For on Nov. 16, 1907, in fact, Indian Territory and Oklahoma Territory would be "legislated out of existence," Howe writes. With the creation of the state of Oklahoma and "the privatization of tribal lands, everything changes. Indians will be written out of Oklahoma's picture. And history."
Whether in fiction, poetry, non-fiction or filmmaking, Howe has devoted her writings to the Native American experience. Deep research always plays a critical role in her work, she said, but she also listens to her dreams and allows them to inform her fiction.
Howe said that the idea for "Miko Kings" came to her in a series of dreams when she was finishing "Shell Shaker."
"An elder man showed up in my dreams one night," Howe said. "I couldn't figure out what he wanted."
The man reappeared the next night, "but this dream derailed me," she said. "This time his hands were cut off, but he kept trying to catch a baseball with the stumps of his hands. How did a baseball player get in so much trouble that his hands were cut off? I had to find out. That was the first question."
The man who appeared in the dream became one of the book's main characters, Hope Little Leader, the fastest pitcher in two territories, the Choctaw hurler who had "the most contorted windup in Indian baseball history" and the only Miko King player who had the power to beat the Cavalry.
Howe's dreams also brought her the other main character in the book, Ezol Day, a genius Native woman who had lived and died in Ada in the early 1900s and, as postal clerk and experimenter with time and space, held all the town's secrets and a power of her own.
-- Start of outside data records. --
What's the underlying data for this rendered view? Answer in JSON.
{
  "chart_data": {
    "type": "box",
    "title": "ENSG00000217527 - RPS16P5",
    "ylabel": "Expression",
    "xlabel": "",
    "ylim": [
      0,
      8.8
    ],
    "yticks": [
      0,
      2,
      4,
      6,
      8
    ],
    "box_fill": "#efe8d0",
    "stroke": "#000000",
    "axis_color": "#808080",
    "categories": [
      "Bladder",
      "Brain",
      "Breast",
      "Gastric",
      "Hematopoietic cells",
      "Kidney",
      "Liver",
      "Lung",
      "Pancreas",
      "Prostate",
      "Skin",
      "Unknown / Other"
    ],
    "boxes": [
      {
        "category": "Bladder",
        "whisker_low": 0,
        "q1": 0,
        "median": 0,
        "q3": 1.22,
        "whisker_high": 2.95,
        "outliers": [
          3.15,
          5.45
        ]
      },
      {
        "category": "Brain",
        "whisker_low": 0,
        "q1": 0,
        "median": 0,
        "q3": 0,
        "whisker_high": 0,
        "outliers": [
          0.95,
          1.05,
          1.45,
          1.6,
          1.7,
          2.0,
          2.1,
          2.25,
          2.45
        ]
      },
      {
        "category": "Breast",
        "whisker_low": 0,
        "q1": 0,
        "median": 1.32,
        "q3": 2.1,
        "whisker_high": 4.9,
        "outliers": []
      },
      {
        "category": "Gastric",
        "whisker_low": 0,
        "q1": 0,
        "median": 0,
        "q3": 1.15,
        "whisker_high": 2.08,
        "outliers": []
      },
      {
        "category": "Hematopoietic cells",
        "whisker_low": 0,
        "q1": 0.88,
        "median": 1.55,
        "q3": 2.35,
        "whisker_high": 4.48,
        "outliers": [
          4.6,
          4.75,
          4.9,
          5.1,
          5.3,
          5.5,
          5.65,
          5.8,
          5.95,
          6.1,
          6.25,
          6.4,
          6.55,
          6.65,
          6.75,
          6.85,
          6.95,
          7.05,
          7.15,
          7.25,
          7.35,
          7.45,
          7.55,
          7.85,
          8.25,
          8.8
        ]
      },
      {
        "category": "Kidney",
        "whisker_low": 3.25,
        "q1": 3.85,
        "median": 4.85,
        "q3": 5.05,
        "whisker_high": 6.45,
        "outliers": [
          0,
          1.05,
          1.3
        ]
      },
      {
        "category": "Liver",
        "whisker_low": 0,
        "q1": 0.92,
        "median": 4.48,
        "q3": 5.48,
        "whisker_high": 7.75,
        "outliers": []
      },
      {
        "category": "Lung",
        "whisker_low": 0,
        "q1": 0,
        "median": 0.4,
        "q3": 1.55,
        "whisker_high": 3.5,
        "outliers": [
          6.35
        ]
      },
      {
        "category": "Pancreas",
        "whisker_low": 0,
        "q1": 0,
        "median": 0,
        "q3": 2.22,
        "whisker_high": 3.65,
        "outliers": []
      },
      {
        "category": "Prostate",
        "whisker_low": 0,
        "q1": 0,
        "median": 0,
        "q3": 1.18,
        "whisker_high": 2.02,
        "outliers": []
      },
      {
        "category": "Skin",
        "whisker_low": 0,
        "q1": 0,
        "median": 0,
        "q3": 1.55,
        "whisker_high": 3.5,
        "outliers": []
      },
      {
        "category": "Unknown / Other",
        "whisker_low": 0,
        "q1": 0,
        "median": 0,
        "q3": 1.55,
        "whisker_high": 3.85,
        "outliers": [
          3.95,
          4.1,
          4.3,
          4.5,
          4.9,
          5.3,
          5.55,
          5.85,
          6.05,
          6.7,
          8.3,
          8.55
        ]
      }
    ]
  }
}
When the "woman-ghost" showed up in Howe's dreams, "she began narrating stories about time and baseball - a game without time," Howe said.
Day reappears in 2006, but now as an apparition. She returns to Ada in future time to reveal her truths to the book's narrator, Lena Coulter. Coulter, a world-traveling Choctaw writer, moved away from Ada in the 1960s, but had recently returned from Jordan, her home base for several years. Called back home by a power she did not understand, Coulter would swap her threadbare knowledge of her people's history for a quest for answers, and Ezol would serve as her guide and healer.
Throughout the book, much also is gleaned about the process of fiction writing.
"I knew Ezol and I were going to write the story of the Miko Kings together," Coulter said.
"She is the narrator; I the medium, intermediary, stenographer, and servant to the story. My work as a translator feeds this apparition in my house. To be any good at translation, you have to do a kind of disappearing act. Teach yourself to become invisible by breathing life onto the page, and then exist there, side by side with the words and images. At least for a time.
"Such is the sacred made manifest in the flesh of the page."